And Sayul saw it. She might claim that she would die before breaking, but they'd already broken her. She wasn't the cold headed, cold hearted mistress of spies. She was broken and hurting and she wanted them to hurt as much as she did, and if she needed to use subterfuge to do so she would, but it wasn't the elegant plans and elaborate network that she used to boast. She had nothing now.

"Yes it was." She agreed. She was starting to vaguely grasp the possibility that the amulet wouldn't work. That maybe, despite Dorian's almost insistent reminders, it probably _wasn't_ likely they would manage to send themselves back in time to right when they left. They might actually be _stuck_ , a full year out of time, with this world to worry about.

What would she do? What _could_ she do?


	2. Chapter 2

Chapter 2

Everything looked green. Green from one side of the courtyard to the other. There were floating rocks and swirling patterns that danced across the sky like trailing clouds except wrong, like ripples from a lake but backwards.

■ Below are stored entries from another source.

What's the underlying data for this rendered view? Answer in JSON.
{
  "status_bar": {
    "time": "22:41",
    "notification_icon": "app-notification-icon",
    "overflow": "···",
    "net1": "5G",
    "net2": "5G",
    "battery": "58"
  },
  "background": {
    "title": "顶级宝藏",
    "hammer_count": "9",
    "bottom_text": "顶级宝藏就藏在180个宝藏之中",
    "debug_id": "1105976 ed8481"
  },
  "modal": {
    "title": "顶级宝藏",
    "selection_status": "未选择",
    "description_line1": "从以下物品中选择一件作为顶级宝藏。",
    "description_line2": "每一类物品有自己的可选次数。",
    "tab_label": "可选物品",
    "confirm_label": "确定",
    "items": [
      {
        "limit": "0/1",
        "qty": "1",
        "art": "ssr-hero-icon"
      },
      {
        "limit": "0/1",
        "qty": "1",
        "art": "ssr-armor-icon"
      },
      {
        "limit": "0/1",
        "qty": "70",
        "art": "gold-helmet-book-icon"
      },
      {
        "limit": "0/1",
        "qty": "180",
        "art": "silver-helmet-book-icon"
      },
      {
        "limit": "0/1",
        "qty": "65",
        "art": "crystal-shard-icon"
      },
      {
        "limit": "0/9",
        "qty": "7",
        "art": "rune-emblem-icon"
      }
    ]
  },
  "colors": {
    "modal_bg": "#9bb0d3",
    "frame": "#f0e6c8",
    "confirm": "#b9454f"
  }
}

"The breach." She breathed, and the others were silent and terrified behind her. And the lack of sound alone was what reminded her that this world she was entering was as new to her as it was to them; just because they hadn't skipped a year of their life didn't mean they'd seen the evolution of the nightmare they now lived in.

Then there was a rift, right in front of them, and she suddenly didn't have time for thought. It wasn't just her and squishy human mage now. So instead of playing Sayul-bait she left the crowd control to Bull and did what she did best.

She was as close to being a shadow as a Qunari could be without magic. Rake a dagger across one throat from behind, disappear, get the high ground and jump, let her body weight carry the power, roll to distribute the force, melt back into the background. It didn't matter that it was bright enough to be midday, she was still as inconsequential as a fly; until she had a dagger aiming at their back, but by then it was generally too late.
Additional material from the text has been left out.